Pioneer Spotlight: Dr. Terry Burns
Chair of the Department of Humanities Dr. Terry Burns has been with the University of Wisconsin-Platteville for 21 years. She has a Ph.D in literature and creative writing from the University of Houston. In addition to her professional career at UW-Platteville, she has also taught at the University of Houston, Texas A&M at Galveston and at the University of Florida, worked as a technical writer as well as on the editorial staff of several magazines.
What does your day-to-day work entail?
For most of my 21 years here, a typical day was preparing and teaching classes, meeting with students, responding to papers and attending a few meetings. In the evening I’d read or re-read what I was teaching the next day.
While I’ve been department chair, that’s shifted. I advise more students but only teach a few of them. My advising tends to be about course schedules or whether to add or drop a class; I also spend a fair amount of time listening to students who have a concern about a class they’re in, and seeing what I can do to help.
Since I could easily spend all day every day just answering e-mails, writing reports and going to meetings, I make a conscious effort to get out of my office and visit with colleagues and students face-to-face, and to sit in on classes and attend campus events when I can. I hate it when I only know someone’s name from e-mail exchanges but have no idea who that person really is.
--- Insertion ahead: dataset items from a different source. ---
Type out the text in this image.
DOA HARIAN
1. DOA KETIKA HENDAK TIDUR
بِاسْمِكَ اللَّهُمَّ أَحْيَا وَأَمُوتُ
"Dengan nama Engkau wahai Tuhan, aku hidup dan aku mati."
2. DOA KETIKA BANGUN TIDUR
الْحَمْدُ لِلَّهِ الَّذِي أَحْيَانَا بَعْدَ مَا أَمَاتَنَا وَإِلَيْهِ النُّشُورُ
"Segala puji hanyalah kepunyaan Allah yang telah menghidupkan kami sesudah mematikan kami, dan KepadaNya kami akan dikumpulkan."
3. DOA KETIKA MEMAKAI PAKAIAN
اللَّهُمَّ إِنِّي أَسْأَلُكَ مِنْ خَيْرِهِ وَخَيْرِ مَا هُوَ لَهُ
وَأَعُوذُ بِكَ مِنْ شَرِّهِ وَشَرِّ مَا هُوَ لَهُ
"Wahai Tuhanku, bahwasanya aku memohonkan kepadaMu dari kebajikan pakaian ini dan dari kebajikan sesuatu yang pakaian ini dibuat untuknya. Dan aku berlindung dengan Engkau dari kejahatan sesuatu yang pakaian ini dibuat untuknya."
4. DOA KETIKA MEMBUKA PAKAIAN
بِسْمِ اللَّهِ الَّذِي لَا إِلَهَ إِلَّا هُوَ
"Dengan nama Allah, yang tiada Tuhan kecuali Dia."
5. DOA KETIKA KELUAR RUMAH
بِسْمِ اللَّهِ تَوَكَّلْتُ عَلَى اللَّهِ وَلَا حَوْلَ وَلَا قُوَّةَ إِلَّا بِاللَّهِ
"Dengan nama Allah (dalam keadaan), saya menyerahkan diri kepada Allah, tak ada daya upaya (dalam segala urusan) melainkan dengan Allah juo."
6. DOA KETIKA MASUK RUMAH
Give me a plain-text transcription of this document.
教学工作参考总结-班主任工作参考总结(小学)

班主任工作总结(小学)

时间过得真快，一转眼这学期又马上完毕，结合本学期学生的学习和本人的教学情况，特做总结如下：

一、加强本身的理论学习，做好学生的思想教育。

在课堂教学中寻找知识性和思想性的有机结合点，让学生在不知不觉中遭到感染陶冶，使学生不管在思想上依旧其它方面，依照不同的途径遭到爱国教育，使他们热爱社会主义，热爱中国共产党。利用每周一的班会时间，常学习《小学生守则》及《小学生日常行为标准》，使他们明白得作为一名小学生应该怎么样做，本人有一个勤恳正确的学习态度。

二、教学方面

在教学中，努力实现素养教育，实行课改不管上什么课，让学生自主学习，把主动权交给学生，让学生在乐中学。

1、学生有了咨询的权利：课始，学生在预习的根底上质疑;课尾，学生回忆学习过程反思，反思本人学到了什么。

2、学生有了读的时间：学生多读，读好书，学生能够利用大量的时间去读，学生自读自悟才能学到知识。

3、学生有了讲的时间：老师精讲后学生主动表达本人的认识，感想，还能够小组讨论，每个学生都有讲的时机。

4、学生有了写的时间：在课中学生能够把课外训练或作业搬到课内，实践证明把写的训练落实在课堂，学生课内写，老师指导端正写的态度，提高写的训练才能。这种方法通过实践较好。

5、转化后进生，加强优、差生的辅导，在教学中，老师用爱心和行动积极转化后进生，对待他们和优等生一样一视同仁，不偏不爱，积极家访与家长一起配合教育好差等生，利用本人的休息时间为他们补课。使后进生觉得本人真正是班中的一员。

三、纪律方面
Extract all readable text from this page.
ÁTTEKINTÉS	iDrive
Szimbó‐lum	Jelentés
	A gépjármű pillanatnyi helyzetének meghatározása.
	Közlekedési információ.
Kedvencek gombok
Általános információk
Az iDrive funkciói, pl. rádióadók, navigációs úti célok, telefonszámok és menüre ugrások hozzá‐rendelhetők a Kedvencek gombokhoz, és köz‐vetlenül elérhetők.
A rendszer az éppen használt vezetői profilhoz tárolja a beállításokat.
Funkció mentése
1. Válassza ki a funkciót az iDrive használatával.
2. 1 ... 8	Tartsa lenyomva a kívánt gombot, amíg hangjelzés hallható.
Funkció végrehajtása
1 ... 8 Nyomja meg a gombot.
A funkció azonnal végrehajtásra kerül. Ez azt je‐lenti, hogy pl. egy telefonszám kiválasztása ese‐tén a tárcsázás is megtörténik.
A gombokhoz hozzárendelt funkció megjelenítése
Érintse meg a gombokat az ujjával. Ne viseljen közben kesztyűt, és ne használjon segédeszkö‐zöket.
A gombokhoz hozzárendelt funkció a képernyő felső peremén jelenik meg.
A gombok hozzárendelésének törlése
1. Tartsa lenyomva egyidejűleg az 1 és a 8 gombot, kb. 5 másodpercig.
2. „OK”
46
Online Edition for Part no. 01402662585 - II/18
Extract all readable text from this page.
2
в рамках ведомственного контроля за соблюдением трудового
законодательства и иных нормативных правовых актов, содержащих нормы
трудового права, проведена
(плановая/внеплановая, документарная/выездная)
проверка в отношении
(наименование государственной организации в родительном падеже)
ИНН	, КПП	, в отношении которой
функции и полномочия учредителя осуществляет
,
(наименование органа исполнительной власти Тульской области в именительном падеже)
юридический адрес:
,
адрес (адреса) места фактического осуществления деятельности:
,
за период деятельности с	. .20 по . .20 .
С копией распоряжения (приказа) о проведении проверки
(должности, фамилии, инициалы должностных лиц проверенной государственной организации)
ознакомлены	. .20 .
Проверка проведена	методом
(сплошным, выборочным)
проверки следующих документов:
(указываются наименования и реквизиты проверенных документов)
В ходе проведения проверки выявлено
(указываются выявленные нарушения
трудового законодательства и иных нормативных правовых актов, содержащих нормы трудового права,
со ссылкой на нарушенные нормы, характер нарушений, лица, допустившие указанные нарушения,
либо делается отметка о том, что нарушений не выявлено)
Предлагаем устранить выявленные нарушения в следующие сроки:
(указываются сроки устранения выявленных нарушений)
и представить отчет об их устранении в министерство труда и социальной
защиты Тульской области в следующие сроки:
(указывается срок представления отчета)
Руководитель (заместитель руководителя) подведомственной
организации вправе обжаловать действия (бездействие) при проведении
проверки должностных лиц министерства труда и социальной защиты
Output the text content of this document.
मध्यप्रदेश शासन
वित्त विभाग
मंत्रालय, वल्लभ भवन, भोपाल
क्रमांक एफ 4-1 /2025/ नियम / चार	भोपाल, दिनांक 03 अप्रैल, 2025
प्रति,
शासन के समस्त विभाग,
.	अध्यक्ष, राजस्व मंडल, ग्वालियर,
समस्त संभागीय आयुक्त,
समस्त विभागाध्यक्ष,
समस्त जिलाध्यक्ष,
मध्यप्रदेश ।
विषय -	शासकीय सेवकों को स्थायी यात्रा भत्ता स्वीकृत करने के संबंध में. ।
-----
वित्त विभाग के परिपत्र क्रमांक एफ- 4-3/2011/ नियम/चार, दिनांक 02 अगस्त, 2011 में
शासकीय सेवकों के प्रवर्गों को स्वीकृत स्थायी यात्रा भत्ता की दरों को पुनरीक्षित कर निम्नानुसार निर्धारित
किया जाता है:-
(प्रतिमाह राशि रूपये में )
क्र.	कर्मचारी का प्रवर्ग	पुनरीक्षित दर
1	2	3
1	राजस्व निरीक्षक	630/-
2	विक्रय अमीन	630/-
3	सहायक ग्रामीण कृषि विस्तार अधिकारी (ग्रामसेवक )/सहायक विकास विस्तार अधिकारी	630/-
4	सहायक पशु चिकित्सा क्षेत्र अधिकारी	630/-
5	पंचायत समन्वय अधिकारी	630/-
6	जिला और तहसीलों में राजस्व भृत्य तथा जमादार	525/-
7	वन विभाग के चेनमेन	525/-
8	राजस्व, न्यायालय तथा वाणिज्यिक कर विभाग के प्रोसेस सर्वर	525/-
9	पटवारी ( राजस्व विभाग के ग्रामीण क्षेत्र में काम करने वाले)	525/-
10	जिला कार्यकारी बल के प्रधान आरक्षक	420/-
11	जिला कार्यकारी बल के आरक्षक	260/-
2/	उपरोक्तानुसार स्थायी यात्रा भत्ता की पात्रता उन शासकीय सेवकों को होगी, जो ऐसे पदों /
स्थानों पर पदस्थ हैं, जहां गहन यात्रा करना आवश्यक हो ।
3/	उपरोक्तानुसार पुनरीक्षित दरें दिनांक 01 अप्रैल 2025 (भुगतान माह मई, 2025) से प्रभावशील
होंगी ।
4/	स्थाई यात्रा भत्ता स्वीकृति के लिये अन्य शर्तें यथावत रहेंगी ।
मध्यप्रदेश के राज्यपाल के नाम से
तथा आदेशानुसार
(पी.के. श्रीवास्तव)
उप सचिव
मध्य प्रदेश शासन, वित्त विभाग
When I became chair of Faculty Senate, the reports and meetings doubled. But when times are rough, I think it is actually a lot more important to meet with people face-to face.
What is something that you’ve been able to accomplish while at UW-Platteville?
I directed the Women’s and Gender Study program here for several years, and was even interim director of Ethnic Studies. I helped start the Teaching English as a Second or Other Language program. One thing I’ve loved about being at UW-Platteville is that I’ve been encouraged to do many things.
What kind of research have you done in the past that you are really passionate about?
I love looking at the connections between works of literature and alchemy. I’ve presented many papers on the subject. After I became a full professor, I became more interested in writing about this for a popular rather than scholarly audience, and I’ve also returned to writing fiction. I may retire before I finish any of my partially written books, and with luck the next book I have out will be a novel rather than research.
What do you feel is a common misconception about earning a humanities/English degree?
That one is easy. Most people think you can’t do anything with the degree. At the same time, employers tell us over and over that they want graduates with strong written communication skills.
The English degree itself won’t get you a job, but developing a portfolio of excellent written work will. If you love to write, write well, and have an entrepreneurial spirit, you’ll be able to get a job with an English degree. Come talk to me about my former students, and I’ll show you what some of them are doing now.
What is something that you like to do in your free time?
I write and I read. My favorite novel is “Song of Solomon” by Toni Morrison; my favorite play is a “Midsummer Night’s Dream” by that British guy, and my favorite poem “The Raven” by Edgar Allan Poe. I also garden. When I can’t find the right words, I go dig in the dirt.